In conclusion, while many of the principles described in the guidance are commonly understood to be part of Good Clinical Practice (GCP), and it is not surprising that the FDA indicates a strong preference for randomized, double-masked, controlled, parallel group clinical studies, the tone of the guidance indicates that it will be very difficult going forward to obtain Agency buy-in for alternative study designs that may have been accepted in the past.

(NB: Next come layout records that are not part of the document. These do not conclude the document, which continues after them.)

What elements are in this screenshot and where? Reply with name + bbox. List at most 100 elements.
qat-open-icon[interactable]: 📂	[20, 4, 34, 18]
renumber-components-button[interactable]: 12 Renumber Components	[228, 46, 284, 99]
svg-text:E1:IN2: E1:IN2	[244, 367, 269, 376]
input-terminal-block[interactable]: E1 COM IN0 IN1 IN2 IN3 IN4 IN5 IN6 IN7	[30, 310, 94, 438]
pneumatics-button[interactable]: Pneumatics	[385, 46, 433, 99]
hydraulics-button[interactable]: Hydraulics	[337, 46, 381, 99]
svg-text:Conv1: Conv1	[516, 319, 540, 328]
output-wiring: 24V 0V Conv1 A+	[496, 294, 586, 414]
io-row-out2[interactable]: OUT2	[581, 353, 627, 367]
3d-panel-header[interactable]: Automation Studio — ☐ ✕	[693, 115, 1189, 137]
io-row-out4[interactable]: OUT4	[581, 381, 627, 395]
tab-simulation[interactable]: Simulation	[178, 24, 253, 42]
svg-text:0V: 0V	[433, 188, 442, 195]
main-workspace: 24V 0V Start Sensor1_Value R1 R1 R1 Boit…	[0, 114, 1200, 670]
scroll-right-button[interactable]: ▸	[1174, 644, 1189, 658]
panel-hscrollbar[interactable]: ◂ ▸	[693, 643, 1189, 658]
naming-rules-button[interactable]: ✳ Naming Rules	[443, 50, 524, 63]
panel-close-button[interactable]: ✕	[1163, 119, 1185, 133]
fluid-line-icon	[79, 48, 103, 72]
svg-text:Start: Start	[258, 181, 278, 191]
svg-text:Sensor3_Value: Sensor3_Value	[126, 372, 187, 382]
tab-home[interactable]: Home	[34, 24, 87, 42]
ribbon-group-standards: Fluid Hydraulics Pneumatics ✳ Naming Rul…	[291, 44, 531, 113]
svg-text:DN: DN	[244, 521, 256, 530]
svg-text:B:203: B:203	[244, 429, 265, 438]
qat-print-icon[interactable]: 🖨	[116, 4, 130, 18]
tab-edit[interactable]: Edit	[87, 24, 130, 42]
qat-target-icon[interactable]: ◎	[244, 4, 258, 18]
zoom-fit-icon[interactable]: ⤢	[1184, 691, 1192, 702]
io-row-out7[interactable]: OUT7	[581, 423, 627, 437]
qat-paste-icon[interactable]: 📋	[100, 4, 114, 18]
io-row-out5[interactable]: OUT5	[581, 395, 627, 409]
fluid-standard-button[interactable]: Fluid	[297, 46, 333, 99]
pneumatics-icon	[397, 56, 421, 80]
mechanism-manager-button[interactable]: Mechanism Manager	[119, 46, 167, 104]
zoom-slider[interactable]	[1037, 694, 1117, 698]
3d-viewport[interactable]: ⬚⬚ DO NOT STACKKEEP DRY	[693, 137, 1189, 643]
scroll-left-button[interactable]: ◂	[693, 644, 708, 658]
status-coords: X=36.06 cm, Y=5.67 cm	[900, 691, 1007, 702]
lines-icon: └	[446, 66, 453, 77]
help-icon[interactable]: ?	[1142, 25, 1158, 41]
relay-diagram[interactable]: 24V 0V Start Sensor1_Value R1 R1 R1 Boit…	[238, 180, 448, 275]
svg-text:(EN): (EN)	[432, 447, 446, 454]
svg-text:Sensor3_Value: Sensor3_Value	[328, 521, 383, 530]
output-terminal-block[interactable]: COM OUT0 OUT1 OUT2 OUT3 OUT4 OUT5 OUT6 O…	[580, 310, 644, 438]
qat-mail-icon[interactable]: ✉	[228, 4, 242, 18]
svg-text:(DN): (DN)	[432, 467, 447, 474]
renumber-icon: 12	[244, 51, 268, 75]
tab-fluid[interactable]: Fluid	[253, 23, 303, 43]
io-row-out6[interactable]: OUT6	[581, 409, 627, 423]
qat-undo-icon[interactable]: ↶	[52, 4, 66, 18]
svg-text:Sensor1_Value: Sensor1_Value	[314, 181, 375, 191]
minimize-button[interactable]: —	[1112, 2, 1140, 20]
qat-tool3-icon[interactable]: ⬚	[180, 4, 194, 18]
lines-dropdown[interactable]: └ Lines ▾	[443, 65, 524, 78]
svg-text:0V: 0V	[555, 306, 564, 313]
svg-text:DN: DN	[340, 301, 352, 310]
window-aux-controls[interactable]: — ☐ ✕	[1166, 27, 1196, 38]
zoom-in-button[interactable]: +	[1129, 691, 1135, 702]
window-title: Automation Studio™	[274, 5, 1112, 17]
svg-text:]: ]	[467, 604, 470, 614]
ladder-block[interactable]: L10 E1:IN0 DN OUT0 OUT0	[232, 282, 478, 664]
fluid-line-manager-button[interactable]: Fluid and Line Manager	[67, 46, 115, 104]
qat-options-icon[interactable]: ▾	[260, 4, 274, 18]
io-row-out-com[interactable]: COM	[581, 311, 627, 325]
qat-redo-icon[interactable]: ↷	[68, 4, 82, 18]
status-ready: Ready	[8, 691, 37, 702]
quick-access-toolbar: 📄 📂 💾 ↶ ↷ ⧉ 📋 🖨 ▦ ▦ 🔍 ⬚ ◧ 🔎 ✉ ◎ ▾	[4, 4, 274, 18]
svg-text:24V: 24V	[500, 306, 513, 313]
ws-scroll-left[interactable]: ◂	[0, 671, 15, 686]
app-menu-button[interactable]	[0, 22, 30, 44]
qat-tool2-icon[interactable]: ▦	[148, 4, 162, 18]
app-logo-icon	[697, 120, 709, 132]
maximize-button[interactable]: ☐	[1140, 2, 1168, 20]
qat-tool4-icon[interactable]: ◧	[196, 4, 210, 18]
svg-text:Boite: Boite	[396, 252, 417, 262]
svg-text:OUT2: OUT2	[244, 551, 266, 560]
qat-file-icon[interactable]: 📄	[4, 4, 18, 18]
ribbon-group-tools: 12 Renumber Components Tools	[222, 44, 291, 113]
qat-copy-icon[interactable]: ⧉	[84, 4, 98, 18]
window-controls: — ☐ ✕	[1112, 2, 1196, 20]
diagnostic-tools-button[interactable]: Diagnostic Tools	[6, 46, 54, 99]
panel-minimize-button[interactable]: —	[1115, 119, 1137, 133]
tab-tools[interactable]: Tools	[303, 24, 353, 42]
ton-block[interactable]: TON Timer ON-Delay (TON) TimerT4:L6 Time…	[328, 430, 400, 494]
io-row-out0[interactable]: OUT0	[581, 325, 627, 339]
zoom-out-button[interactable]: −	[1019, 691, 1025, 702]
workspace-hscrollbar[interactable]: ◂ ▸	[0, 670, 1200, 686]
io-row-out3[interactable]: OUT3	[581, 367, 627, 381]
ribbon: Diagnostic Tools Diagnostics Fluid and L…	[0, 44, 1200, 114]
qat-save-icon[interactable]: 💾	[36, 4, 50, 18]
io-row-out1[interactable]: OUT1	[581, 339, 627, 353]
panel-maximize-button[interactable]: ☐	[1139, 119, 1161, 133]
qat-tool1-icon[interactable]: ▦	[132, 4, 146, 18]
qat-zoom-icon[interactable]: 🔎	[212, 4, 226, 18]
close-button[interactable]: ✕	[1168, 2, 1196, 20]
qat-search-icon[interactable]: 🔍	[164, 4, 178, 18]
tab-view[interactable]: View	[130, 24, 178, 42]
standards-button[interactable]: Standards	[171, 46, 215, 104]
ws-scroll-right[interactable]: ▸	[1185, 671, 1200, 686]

The FDA has opened public dockets for comments on these draft guidances and will be accepting comments until 14 November 2011. Electronic comments on Docket No. FDA-2011-D-0215 (Risk-Benefit) or FDA-2011-D-0567 (Pivotal Trial Design) can be submitted at www.regulations.gov. Written comments can be submitted to the Division of Dockets Management (HFA-305), Food and Drug Administration, 5630 Fishers Lane, Room 1061, Rockville, MD 20852.